We have a spate of issues coming up with the first being the issue from RR Kabil Ltd. The issue opened today on Wednesday (September 13) and will close on Friday (September 15). The issue consists of a fresh issue of Rs180 crore and an offer for sale of 172.36 lakh shares in a price band of Rs983-1035. The company is a manufacturer of wires and cables and has also entered the ‘FMEG’ business of electrical goods.

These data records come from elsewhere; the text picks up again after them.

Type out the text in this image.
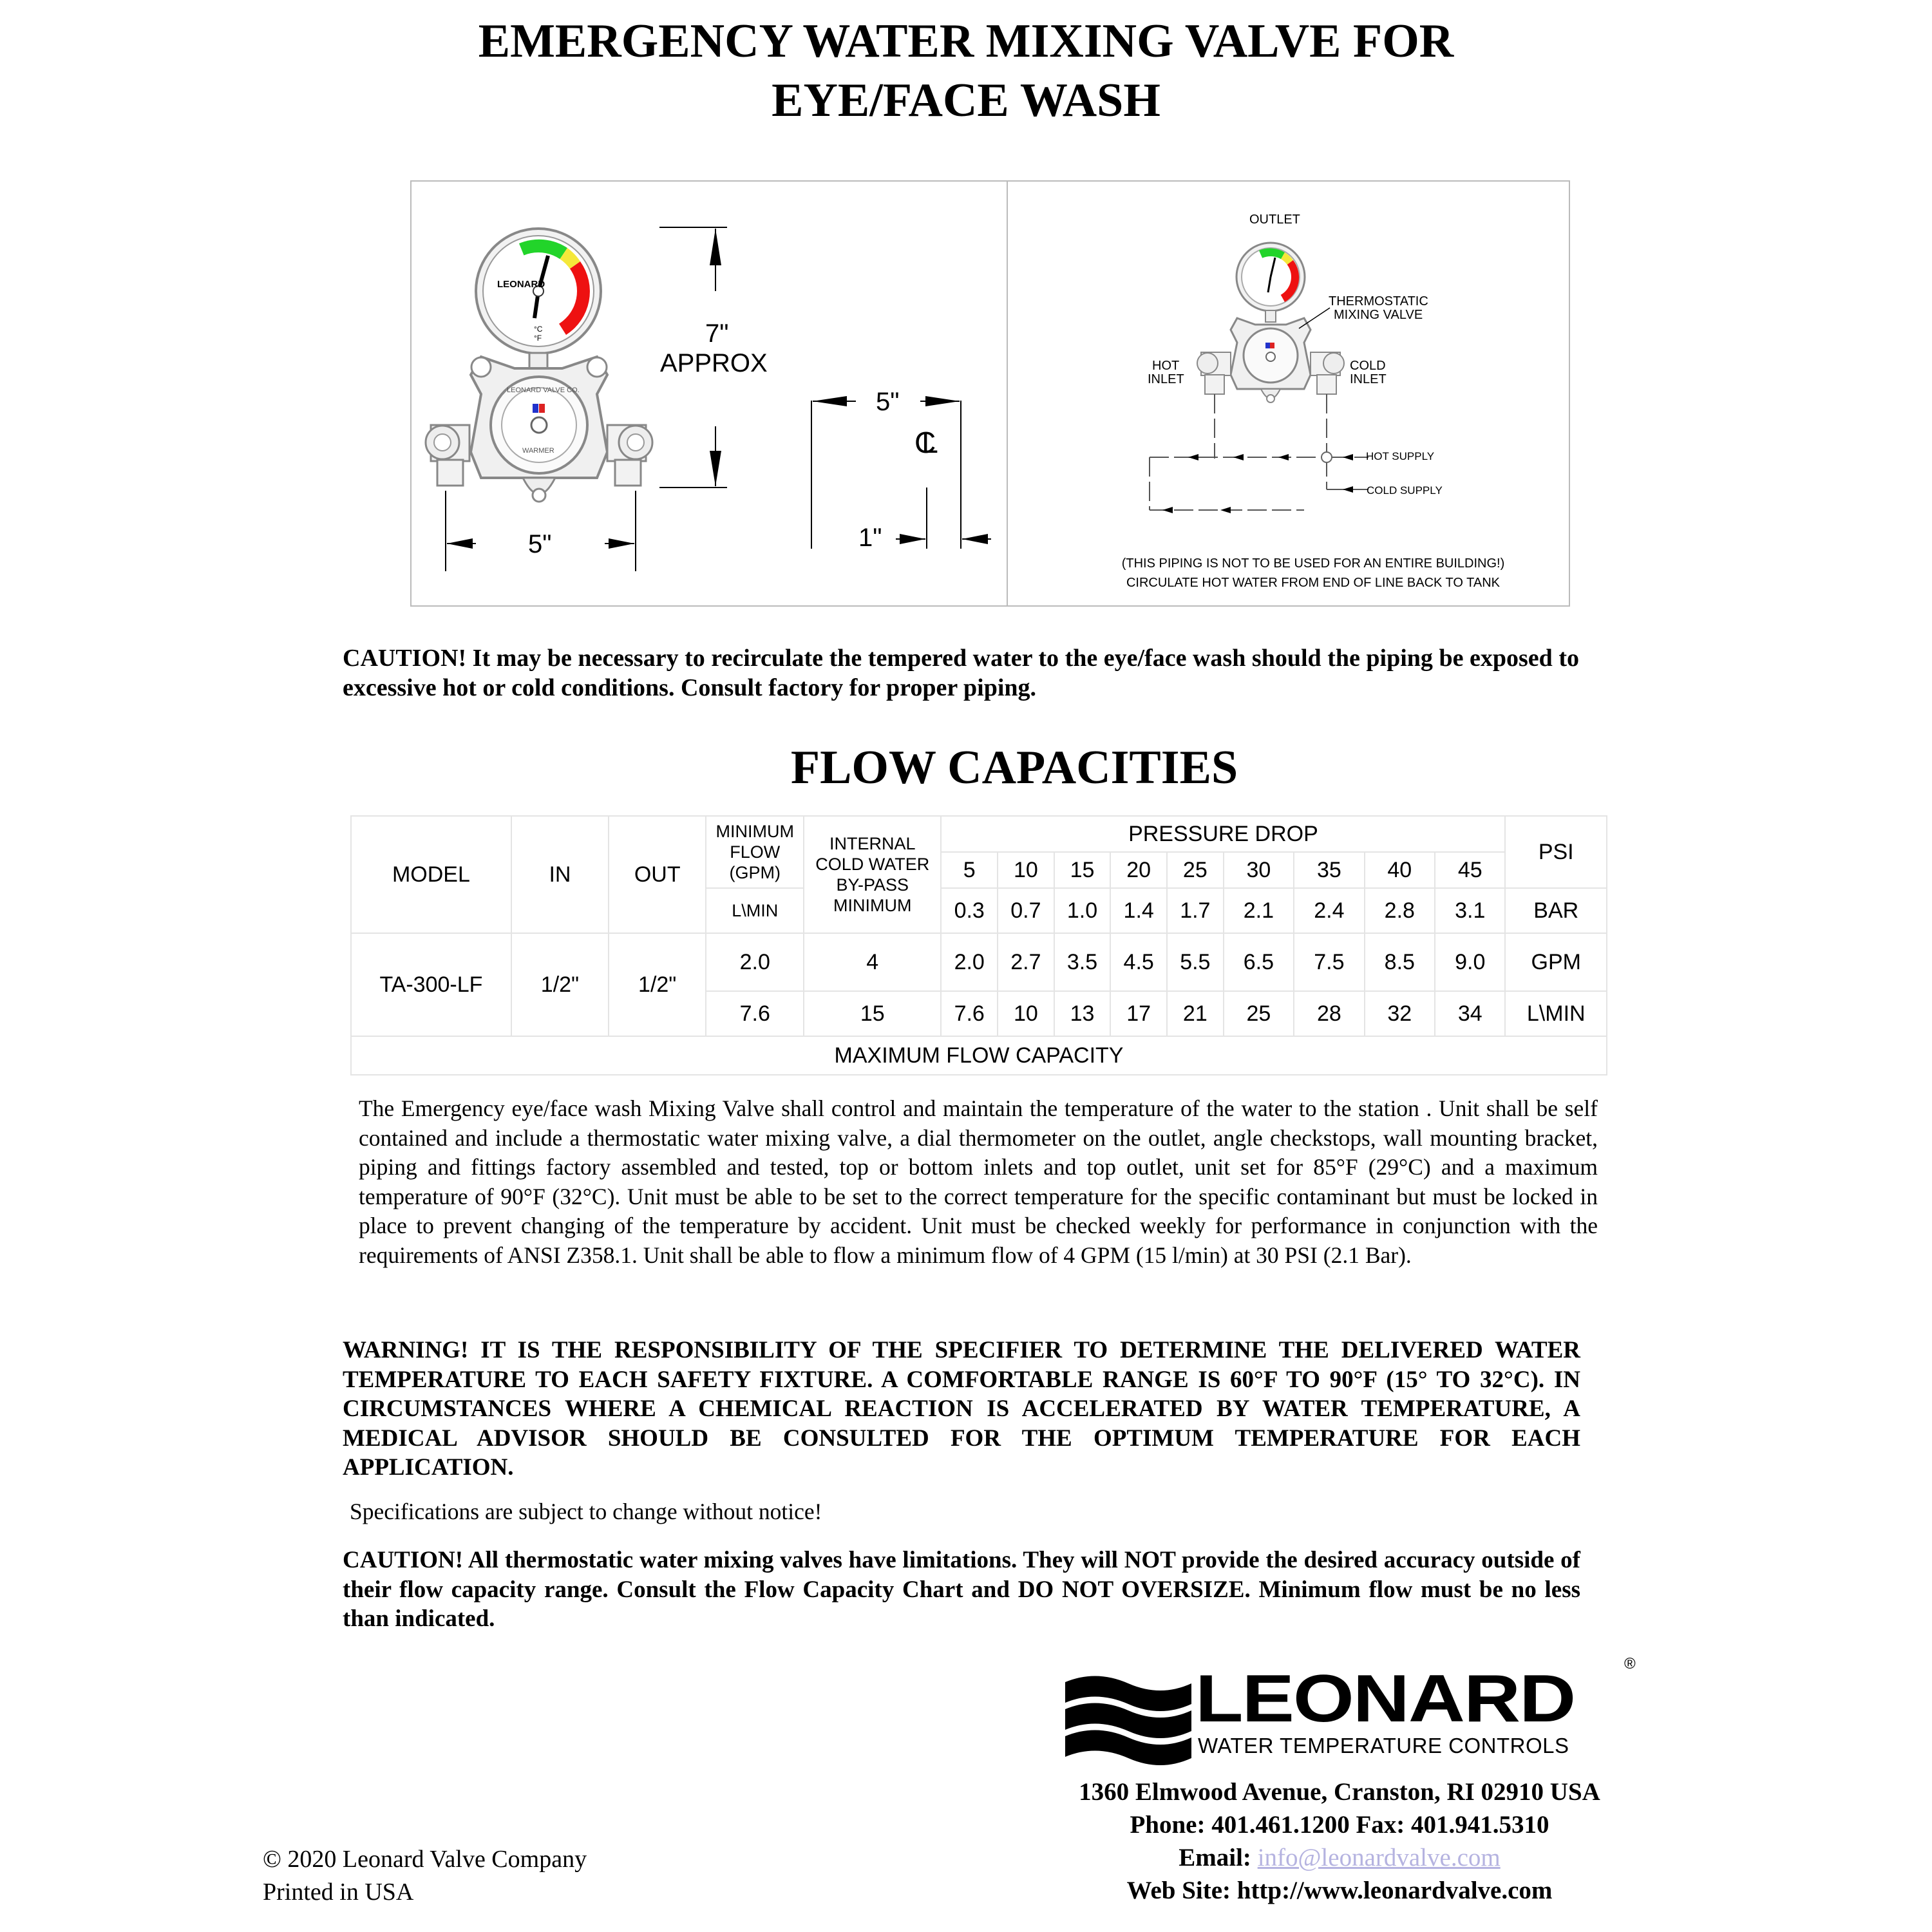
EMERGENCY WATER MIXING VALVE FOR
EYE/FACE WASH
LEONARD
°C
°F
LEONARD VALVE CO.
WARMER
7"
APPROX
5"
5"
1"
CL
OUTLET
THERMOSTATIC
MIXING VALVE
HOT
INLET
COLD
INLET
HOT SUPPLY
COLD SUPPLY
(THIS PIPING IS NOT TO BE USED FOR AN ENTIRE BUILDING!)
CIRCULATE HOT WATER FROM END OF LINE BACK TO TANK
CAUTION! It may be necessary to recirculate the tempered water to the eye/face wash should the piping be exposed to excessive hot or cold conditions. Consult factory for proper piping.
FLOW CAPACITIES
MODEL	IN	OUT	MINIMUM FLOW (GPM)	INTERNAL COLD WATER BY-PASS MINIMUM	PRESSURE DROP									PSI
					5	10	15	20	25	30	35	40	45	
			L\MIN		0.3	0.7	1.0	1.4	1.7	2.1	2.4	2.8	3.1	BAR
TA-300-LF	1/2"	1/2"	2.0	4	2.0	2.7	3.5	4.5	5.5	6.5	7.5	8.5	9.0	GPM
			7.6	15	7.6	10	13	17	21	25	28	32	34	L\MIN
MAXIMUM FLOW CAPACITY														
The Emergency eye/face wash Mixing Valve shall control and maintain the temperature of the water to the station . Unit shall be self contained and include a thermostatic water mixing valve, a dial thermometer on the outlet, angle checkstops, wall mounting bracket, piping and fittings factory assembled and tested, top or bottom inlets and top outlet, unit set for 85°F (29°C) and a maximum temperature of 90°F (32°C). Unit must be able to be set to the correct temperature for the specific contaminant but must be locked in place to prevent changing of the temperature by accident. Unit must be checked weekly for performance in conjunction with the requirements of ANSI Z358.1. Unit shall be able to flow a minimum flow of 4 GPM (15 l/min) at 30 PSI (2.1 Bar).
WARNING! IT IS THE RESPONSIBILITY OF THE SPECIFIER TO DETERMINE THE DELIVERED WATER TEMPERATURE TO EACH SAFETY FIXTURE. A COMFORTABLE RANGE IS 60°F TO 90°F (15° TO 32°C). IN CIRCUMSTANCES WHERE A CHEMICAL REACTION IS ACCELERATED BY WATER TEMPERATURE, A MEDICAL ADVISOR SHOULD BE CONSULTED FOR THE OPTIMUM TEMPERATURE FOR EACH APPLICATION.
Specifications are subject to change without notice!
CAUTION! All thermostatic water mixing valves have limitations. They will NOT provide the desired accuracy outside of their flow capacity range. Consult the Flow Capacity Chart and DO NOT OVERSIZE. Minimum flow must be no less than indicated.
LEONARD	®
WATER TEMPERATURE CONTROLS
1360 Elmwood Avenue, Cranston, RI 02910 USA
Phone: 401.461.1200 Fax: 401.941.5310
Email: info@leonardvalve.com
Web Site: http://www.leonardvalve.com
© 2020 Leonard Valve Company
Printed in USA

The second issue is from Zaggle Prepaid Ocean Services Limited which is tapping the markets with its fresh issue of Rs392 crore and an offer for sale of 104.49 lakh shares in a price band of Rs156-164. The company is into the business of providing a platform for corporates to take care of their employee expense hassles and also offers a credit card which has pre-specified limits as per the customer. The issue opens on Thursday (September 14) and closes on Monday (September 18). The third issue is from Samhi Hotels Ltd, which is tapping the markets with its fresh issue for Rs1,200 crore and an offer for sale of 1.35 cr shares in a price band of Rs119-126. The issue opens on Thursday (September 14) and closes on Monday (September 18). The company is a branded hotel ownership and asset management platform in India owning 4,800 keys.
The fourth issue is from Yatra Online Ltd, which is a travel company having a large corporate presence as well. The issue consists of a fresh issue of Rs 602 crore and an offer for sale of 121.31 lakh shares in a price band of Rs135-142. The issue opens on Friday (September 15) and closes on Wednesday (September 20). Incidentally the shares of Yatra are listed on Nasdaq.
Besides these primary issues, three other companies, Signature Global, Sai Silk and Manoj Vaibhav have announced roadshows on Thursday and Friday.
Probably the arrival of Mount 20K on Nifty has coaxed promoters to hit the markets ASAP before a meaningful correction sets in. Readers would be wondering why subscriptions in the QIB portion of issues have suddenly picked up. Banks who have money have begun applying on the last day of the issue post 3pm. They do so in issues which are already subscribed around 40-50 times in the QIB portion.
They just block funds in their own bank and are willing to ride the rally. It would be interesting if Sebi issues a new dictate that blocking of funds cannot be done by a bank in his own bank as is the case with merchant bankers who are debarred from applying for issues which they manage. They necessarily have to open another account in a bank outside their own entity and then apply in IPOs. This will ensure proper subscription. Further, these banks sell in the price discovery at 9:45 am on listing day. If subscription continues in the same way than it would appear that they are interested in application or it would amount to taking advantage of the loophole in the system. Hope the regulators RBI and SEBI are listening.
Coming to the markets for September 14-20 period, the volatility and sharp two-sided moves would be the order of the day. We also have a trading holiday on Tuesday (September 19), when Lord Ganesha is invited to our homes for his annual trip across the length and breadth of the country. With the immediate target done we should now look for distribution across shares which have moved and counter the balance of stocks which have not moved, rising. This would be a sort of circular rotation. The strategy would be to keep booking profits at every rally in stocks which one holds and to refrain from greed by picking up just about any stock based on tips or because it has not moved. With substantial paper available in the primary market, it is yet another note of caution which should not be ignored. Finally, the example of last period under review where grey market premiums disappeared on listing and shares ended flat.
The buzzword here on is be cautious.